VIGO COUNTY, Ind. (WTWO/WAWV) — At the last Vigo County Council meeting, the council took action by approving Rose-Hulman Ventures’ request for half a million dollars in ARPA funds to go toward a 14-million-dollar project ultimately relocating Rose-Hulman Ventures to campus.
Innovation Grow is a project Rose-Hulman Institute of Technology’s (RHIT) President said was started a couple of years ago.
When asked about the concept, Rose-Hulman’s President gave details on the goal.
“To relocate Rose-Hulman Ventures,” RHIT’s President Rob Coons said. “Which is currently about six miles south of campus.”
Back in 2017, Rose-Hulman acquired 11 hundred acres across the street. That property is known as The Hulman Farm.
“That property runs from State Road 46 to Hunt Road along State Road 42 and that entire area I think lends itself to development,” Coons said. “The southwest corner of that are plans are to move Rose Hulman Ventures to that corner. This from a location perspective will be really helpful.”
What is Rose-Hulman Ventures?
“Rose Hulman Ventures has been a premiere program of ours for several years since it was established in 2000. A number of students take advantage of that during the academic year and in the summer.”
It gives students hands-on engineering experience working with real companies. Companies that continue trusting Rose-Hulman with their needs.
The Project, Coons said will be a Rose-Hulman’s version of what a tech park might look like. With a Rose-Hulman experience in focus.
“Right now, it’s about a 14-million-dollar project to build that building and equip it properly. And then we’ll be relocating Rose Hulman Ventures into that space,” Coons said.
Part of that 14 million project total will come from ARPA funds. The Vigo County Council approved half a million dollars.
“The ARPA funds is really a tough thing for us on the council to do because I personally struggled with the fact that it’s a private entity, private college that is a very expensive college to go to,” Vigo County Council President Todd Thacker said. “But we’re looking at the economic impact and other possible ventures and we want to show people in Terre Haute that we want to expand.”

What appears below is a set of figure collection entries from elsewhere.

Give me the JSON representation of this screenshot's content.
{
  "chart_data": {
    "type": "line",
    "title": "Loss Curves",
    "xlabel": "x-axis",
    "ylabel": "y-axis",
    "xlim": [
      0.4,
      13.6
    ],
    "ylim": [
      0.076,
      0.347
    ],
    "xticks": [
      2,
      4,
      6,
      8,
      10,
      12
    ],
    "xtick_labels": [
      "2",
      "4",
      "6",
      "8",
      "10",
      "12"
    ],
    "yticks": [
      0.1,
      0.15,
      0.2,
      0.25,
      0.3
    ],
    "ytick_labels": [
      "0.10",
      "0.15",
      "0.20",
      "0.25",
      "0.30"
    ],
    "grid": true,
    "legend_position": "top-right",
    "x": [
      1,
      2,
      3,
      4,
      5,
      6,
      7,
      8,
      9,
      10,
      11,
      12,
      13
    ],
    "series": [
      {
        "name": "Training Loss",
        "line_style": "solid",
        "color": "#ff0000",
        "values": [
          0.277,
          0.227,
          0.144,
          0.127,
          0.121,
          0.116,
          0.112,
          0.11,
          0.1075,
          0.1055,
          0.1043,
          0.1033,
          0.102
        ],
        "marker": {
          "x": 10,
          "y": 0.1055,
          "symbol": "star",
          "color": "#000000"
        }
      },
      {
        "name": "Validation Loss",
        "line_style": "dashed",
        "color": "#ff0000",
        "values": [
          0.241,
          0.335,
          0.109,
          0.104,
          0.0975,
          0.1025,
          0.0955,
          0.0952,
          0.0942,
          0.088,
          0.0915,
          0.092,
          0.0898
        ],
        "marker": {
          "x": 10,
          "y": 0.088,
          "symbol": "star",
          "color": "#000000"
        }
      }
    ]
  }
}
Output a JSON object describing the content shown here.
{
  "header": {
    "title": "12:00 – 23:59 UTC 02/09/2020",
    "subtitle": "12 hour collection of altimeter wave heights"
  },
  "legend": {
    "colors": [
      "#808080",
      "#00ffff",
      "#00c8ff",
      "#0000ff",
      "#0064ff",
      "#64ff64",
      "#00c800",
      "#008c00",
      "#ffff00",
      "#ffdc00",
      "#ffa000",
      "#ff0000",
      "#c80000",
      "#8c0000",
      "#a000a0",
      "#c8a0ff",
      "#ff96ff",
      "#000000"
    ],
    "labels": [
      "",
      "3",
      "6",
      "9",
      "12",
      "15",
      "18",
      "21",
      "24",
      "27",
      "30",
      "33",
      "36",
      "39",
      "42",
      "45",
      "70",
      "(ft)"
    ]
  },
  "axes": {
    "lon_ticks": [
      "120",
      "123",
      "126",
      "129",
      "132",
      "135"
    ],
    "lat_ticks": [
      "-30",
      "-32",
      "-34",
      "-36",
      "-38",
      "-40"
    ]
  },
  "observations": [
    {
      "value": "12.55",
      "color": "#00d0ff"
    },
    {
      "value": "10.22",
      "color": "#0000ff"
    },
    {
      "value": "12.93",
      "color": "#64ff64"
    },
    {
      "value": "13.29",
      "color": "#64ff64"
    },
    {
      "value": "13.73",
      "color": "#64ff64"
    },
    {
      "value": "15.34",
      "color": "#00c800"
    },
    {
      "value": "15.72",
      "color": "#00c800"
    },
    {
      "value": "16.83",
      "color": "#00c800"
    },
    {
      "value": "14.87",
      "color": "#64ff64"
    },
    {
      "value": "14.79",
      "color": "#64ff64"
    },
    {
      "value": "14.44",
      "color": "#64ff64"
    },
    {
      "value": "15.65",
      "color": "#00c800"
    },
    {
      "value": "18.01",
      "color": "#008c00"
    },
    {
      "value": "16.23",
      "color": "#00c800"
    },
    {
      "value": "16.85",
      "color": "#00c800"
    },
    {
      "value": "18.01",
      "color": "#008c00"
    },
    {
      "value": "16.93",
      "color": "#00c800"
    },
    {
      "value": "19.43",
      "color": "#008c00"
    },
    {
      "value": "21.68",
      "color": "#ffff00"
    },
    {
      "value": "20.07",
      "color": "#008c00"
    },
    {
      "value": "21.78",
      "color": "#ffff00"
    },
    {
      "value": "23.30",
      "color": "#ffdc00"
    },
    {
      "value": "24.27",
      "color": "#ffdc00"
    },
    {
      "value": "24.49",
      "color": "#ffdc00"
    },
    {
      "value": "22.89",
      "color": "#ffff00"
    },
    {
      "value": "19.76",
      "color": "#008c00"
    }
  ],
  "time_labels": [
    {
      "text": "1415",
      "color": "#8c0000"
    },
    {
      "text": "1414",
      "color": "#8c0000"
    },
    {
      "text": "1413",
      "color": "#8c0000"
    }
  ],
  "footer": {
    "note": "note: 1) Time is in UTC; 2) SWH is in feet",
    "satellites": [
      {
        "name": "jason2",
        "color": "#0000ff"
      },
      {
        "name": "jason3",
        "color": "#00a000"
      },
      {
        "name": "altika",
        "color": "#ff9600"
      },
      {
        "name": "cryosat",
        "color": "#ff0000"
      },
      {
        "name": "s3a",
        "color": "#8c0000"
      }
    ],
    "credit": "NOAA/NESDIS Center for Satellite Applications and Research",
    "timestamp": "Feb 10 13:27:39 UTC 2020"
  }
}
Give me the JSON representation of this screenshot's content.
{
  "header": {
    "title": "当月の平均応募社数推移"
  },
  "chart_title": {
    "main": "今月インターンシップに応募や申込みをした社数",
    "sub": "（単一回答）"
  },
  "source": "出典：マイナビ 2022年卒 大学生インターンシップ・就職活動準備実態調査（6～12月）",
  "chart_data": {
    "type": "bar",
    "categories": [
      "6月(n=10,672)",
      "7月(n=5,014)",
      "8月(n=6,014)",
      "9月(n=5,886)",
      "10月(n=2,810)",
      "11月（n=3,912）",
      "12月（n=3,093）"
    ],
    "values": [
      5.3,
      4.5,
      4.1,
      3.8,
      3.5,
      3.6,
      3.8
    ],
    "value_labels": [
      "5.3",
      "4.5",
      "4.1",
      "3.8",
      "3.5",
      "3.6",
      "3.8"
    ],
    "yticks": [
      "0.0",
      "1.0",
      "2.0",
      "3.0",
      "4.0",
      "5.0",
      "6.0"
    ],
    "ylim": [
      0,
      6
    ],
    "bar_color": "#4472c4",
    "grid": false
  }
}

It’s all part of Rose Hulman’s project-based education, with an economic impact on the community.
“I think there’s a nice opportunity here to think about economic development as another byproduct of what we’re doing at Rose Hulman Ventures,” Coons said.
“It shows our commitment to our different higher education,” Thacker said.
“It’s a really exciting opportunity for Rose Hulman to not only expand what we do at Ventures but to partner with the community. And I think there’s some nice ancillary benefits from an economic development perspective that will continue to materialize as we start to develop that property,” Coons added.
As for the timeline, Coons said they’re in the middle of the application process with the Economic Development Authority Nationally.
“Our real hope is that we’re able to break ground sometime in 2024 during our sesquicentennial. sometime during that year,” Coons said. “We still have a couple of hurdles to get over in terms of funding because we are not financing this project. It’s all philanthropic and resource-based differently than what we do on campus,” Coons added.
Long term, Coons said they intend to develop the facility into a larger set of innovation-type companies. They hope to bring in different types of activities that support what is happening on the venture’s campus.